9Then he said to them, “You have a fine way of rejecting the commandment of
God in order to keep your tradition! 10For Moses said, ‘Honor your father and
your mother’; and, ‘Whoever speaks evil of father or mother must surely die.’
11But you say that if anyone tells father or mother, ‘Whatever support you
might have had from me is Corban’ (that is, an offering to God)— 12then you
no longer permit doing anything for a father or mother, 13thus making void
the word of God through your tradition that you have handed on. And you do many
things like this.”
14Then he called the crowd again and said to them, “Listen to me, all of
you, and understand: 15there is nothing outside a person that by going in can
defile, but the things that come out are what defile.”
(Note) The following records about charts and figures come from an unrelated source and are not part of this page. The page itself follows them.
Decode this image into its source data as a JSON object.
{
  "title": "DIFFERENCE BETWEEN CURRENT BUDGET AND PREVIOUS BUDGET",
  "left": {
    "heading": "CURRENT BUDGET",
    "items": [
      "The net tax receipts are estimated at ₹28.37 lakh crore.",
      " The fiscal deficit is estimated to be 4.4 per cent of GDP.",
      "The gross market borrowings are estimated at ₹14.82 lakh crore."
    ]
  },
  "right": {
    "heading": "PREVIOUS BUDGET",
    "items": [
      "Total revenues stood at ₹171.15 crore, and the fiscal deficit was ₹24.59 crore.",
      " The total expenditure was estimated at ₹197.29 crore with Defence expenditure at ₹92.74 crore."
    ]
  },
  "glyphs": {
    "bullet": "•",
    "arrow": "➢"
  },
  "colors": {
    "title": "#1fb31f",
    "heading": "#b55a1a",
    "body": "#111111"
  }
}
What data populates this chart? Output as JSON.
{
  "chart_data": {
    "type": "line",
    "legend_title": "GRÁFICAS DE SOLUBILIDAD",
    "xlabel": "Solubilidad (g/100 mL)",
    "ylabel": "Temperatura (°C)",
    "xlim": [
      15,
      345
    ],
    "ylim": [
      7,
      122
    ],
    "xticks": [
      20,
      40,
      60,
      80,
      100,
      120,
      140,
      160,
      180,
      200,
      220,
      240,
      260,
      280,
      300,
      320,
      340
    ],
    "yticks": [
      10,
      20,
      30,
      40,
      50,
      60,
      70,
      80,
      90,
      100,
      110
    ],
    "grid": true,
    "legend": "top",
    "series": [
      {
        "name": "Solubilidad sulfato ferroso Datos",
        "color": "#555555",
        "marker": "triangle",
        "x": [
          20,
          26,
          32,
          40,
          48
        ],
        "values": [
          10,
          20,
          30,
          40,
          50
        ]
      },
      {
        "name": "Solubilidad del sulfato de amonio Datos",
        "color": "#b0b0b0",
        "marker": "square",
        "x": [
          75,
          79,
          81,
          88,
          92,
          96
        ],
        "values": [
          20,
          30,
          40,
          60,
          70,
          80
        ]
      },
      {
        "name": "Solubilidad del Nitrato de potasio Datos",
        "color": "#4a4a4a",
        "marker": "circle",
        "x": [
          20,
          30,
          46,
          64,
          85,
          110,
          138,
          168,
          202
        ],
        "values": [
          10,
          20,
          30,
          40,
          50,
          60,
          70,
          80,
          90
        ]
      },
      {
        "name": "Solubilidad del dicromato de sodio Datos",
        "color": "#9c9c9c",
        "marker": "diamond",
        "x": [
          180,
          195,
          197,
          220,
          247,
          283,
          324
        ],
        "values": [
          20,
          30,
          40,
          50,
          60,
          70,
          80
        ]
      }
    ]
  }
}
17When he had left the crowd and entered the house, his disciples asked him
about the parable. 18He said to them, “Then do you also fail to understand?
Do you not see that whatever goes into a person from outside cannot defile,
19since it enters, not the heart but the stomach, and goes out into the sewer?”
(Thus he declared all foods clean.) 20And he said, “It is what comes out of
a person that defiles. 21For it is from within, from the human heart, that
evil intentions come: fornication, theft, murder, 22adultery, avarice,
wickedness, deceit, licentiousness, envy, slander, pride, folly. 23All these evil
things come from within, and they defile a person.”